Me pareció llegar a La Romana por un letrero enorme de Elektra metiéndose por el cristal que apoyaba mi cabeza. Había estado llorando dormido por la bachata con sentimiento de Yoskar Sarante y los párpados se me habían pegado a las mejillas. No podía ver, a estas alturas, quién conducía o qué un chamaco con cara de sanky panky me estaba tomando fotos con una cámara digital y fue enseñándome, sin voltear a verme, cuántas lágrimas llegaron a mi camisa negra que sentía ya pegada a mi asiento por el calor de la superautopista del este a las tres de la tarde. El sanky también tenía cara de pendejo, así que puse un dedo en la cámara y ya no pude ver más. Desde el asiento trasero lo escuché decirme la historia de las tres divas españolas que han de venir a salvarlo de las matas de cocos. “Es que estoy harto de las palmeras”, me dijo abriendo un ojito que se le puso verde y después azul y más tarde de un miel que se volvió un amarillo intenso y se metió en el mío con una estrella roja. Adentro del ojo, electrodomésticos que Manuel señaló con el pulgar izquierdo y dijo: “Vamos a venir aquí a comprar las cosas para tu apartamento, si hay que cojerlo fiao no importa”. Yo me aterro, me revuelco tres veces y dibujo en mi mascotica verde, la que me regaló un noruego al que tampoco le gusta el este, otra mujer de una sola pierna, mientras la sostengo como un escudo vikingo para que el pulgar de Manuel no me deje tuerto. Es que me traen a vivir a la Romana, qué horror. Fueron a buscarme con un vasito de café con leche y una galleta de soda para convencerme, me llevaron a comer a Outback con un alemán vendedor de blancas y morenas de Los Alcarrizos para impresionarme, me metieron en un carro nuevecito que se calentó tanto por el sol que vi una mosca freírse en la calva del alemán mientras me decía: “Este se eista convirtiendon Maiami” y desaparecía con ese mismo rumbo en su jeepeta verde.
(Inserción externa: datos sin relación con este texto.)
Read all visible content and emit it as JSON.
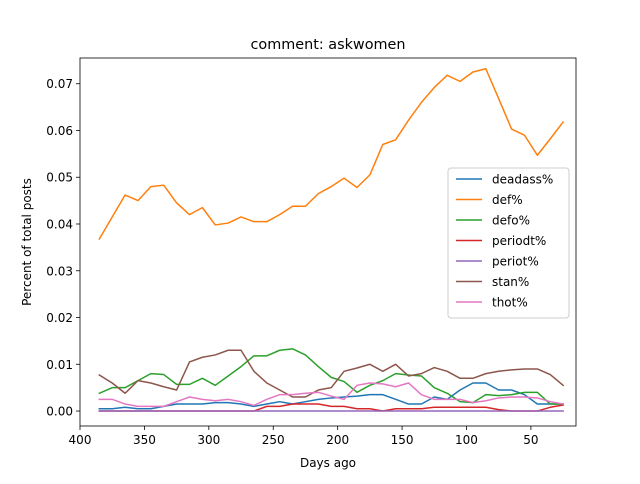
{
  "chart_data": {
    "type": "line",
    "title": "comment: askwomen",
    "xlabel": "Days ago",
    "ylabel": "Percent of total posts",
    "xlim": [
      400,
      15
    ],
    "ylim": [
      -0.0032,
      0.0755
    ],
    "x_inverted": true,
    "grid": false,
    "legend_position": "center-right",
    "xticks": [
      400,
      350,
      300,
      250,
      200,
      150,
      100,
      50
    ],
    "xtick_labels": [
      "400",
      "350",
      "300",
      "250",
      "200",
      "150",
      "100",
      "50"
    ],
    "yticks": [
      0.0,
      0.01,
      0.02,
      0.03,
      0.04,
      0.05,
      0.06,
      0.07
    ],
    "ytick_labels": [
      "0.00",
      "0.01",
      "0.02",
      "0.03",
      "0.04",
      "0.05",
      "0.06",
      "0.07"
    ],
    "x": [
      385,
      375,
      365,
      355,
      345,
      335,
      325,
      315,
      305,
      295,
      285,
      275,
      265,
      255,
      245,
      235,
      225,
      215,
      205,
      195,
      185,
      175,
      165,
      155,
      145,
      135,
      125,
      115,
      105,
      95,
      85,
      75,
      65,
      55,
      45,
      35,
      25
    ],
    "series": [
      {
        "name": "deadass%",
        "color": "#1f77b4",
        "values": [
          0.0005,
          0.0005,
          0.0008,
          0.0005,
          0.0005,
          0.001,
          0.0015,
          0.0015,
          0.0015,
          0.0018,
          0.0018,
          0.0015,
          0.001,
          0.0015,
          0.002,
          0.0015,
          0.002,
          0.0025,
          0.0028,
          0.003,
          0.0032,
          0.0035,
          0.0035,
          0.0025,
          0.0015,
          0.0015,
          0.003,
          0.0025,
          0.0045,
          0.006,
          0.006,
          0.0045,
          0.0045,
          0.0035,
          0.0015,
          0.0015,
          0.0015
        ]
      },
      {
        "name": "def%",
        "color": "#ff7f0e",
        "values": [
          0.0368,
          0.0415,
          0.0462,
          0.045,
          0.048,
          0.0483,
          0.0445,
          0.042,
          0.0435,
          0.0398,
          0.0402,
          0.0415,
          0.0405,
          0.0405,
          0.042,
          0.0438,
          0.0438,
          0.0465,
          0.048,
          0.0498,
          0.0478,
          0.0505,
          0.057,
          0.058,
          0.0622,
          0.066,
          0.0692,
          0.0718,
          0.0705,
          0.0725,
          0.0732,
          0.0668,
          0.0603,
          0.059,
          0.0547,
          0.0582,
          0.0618
        ]
      },
      {
        "name": "defo%",
        "color": "#2ca02c",
        "values": [
          0.0038,
          0.005,
          0.005,
          0.0065,
          0.008,
          0.0078,
          0.0057,
          0.0057,
          0.007,
          0.0055,
          0.0075,
          0.0095,
          0.0118,
          0.0118,
          0.013,
          0.0133,
          0.012,
          0.0095,
          0.0072,
          0.0063,
          0.004,
          0.0055,
          0.0065,
          0.008,
          0.0077,
          0.0075,
          0.005,
          0.0038,
          0.002,
          0.0018,
          0.0035,
          0.0033,
          0.0035,
          0.004,
          0.004,
          0.0015,
          0.0015
        ]
      },
      {
        "name": "periodt%",
        "color": "#d62728",
        "values": [
          0.0,
          0.0,
          0.0,
          0.0,
          0.0,
          0.0,
          0.0,
          0.0,
          0.0,
          0.0,
          0.0,
          0.0,
          0.0,
          0.001,
          0.001,
          0.0015,
          0.0015,
          0.0015,
          0.001,
          0.001,
          0.0005,
          0.0005,
          0.0,
          0.0005,
          0.0005,
          0.0005,
          0.0008,
          0.0008,
          0.0008,
          0.0008,
          0.0008,
          0.0003,
          0.0,
          0.0,
          0.0,
          0.0008,
          0.0013
        ]
      },
      {
        "name": "periot%",
        "color": "#9467bd",
        "values": [
          0.0,
          0.0,
          0.0,
          0.0,
          0.0,
          0.0,
          0.0,
          0.0,
          0.0,
          0.0,
          0.0,
          0.0,
          0.0,
          0.0,
          0.0,
          0.0,
          0.0,
          0.0,
          0.0,
          0.0,
          0.0,
          0.0,
          0.0,
          0.0,
          0.0,
          0.0,
          0.0,
          0.0,
          0.0,
          0.0,
          0.0,
          0.0,
          0.0,
          0.0,
          0.0,
          0.0,
          0.0
        ]
      },
      {
        "name": "stan%",
        "color": "#8c564b",
        "values": [
          0.0077,
          0.006,
          0.0038,
          0.0065,
          0.006,
          0.0052,
          0.0045,
          0.0105,
          0.0115,
          0.012,
          0.013,
          0.013,
          0.0085,
          0.006,
          0.0045,
          0.003,
          0.003,
          0.0045,
          0.005,
          0.0085,
          0.0092,
          0.01,
          0.0085,
          0.01,
          0.0075,
          0.008,
          0.0093,
          0.0085,
          0.007,
          0.007,
          0.008,
          0.0085,
          0.0088,
          0.009,
          0.009,
          0.0078,
          0.0055
        ]
      },
      {
        "name": "thot%",
        "color": "#e377c2",
        "values": [
          0.0025,
          0.0025,
          0.0015,
          0.001,
          0.001,
          0.001,
          0.002,
          0.003,
          0.0025,
          0.0022,
          0.0025,
          0.002,
          0.0012,
          0.0025,
          0.0035,
          0.0035,
          0.0038,
          0.004,
          0.0032,
          0.0025,
          0.0055,
          0.006,
          0.0058,
          0.0052,
          0.006,
          0.0035,
          0.0025,
          0.0025,
          0.0025,
          0.0018,
          0.0022,
          0.0028,
          0.003,
          0.003,
          0.0028,
          0.002,
          0.0015
        ]
      }
    ]
  }
}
Al cabo de una hora de vueltas por la ciudad, descubrimos por qué todas las calles están cerradas: el pueblo está de fiestas patronales y Tulile toca hoy en el parque. Rodeamos el lugar casi pisando El Seibo y por fin llegamos a nuestro destino. El sanky pasó en un carro con una rubia escandalosa diciendo adiós con las dos manos, pero en inglés, mientras la rubia sostenía el volante con la boca y se agarraba las tetas para que no se le vieran los panties. Subimos a una segunda que, más que segunda, parecía un sótano y me enteré de que este es el negocio de Manuel, el que yo debo manejar, una compañía de grabaciones turísticas a la que toda española que se precie debe acudir a la hora de tener un moreno de siete pies grabándola y poder mostrar a sus amigas de infancia cuantas horas duró topless y cuantas horas grabó el moreno. También ofrece servicio de grabación nocturna, pero los cassettes mini-dv parecen gastarse rápido y solo se graban los primeros cinco minutos de la fabulosa velada en el restaurant del hotel, el show, y el restaurant del hotel, de nuevo, muchas horas más tarde.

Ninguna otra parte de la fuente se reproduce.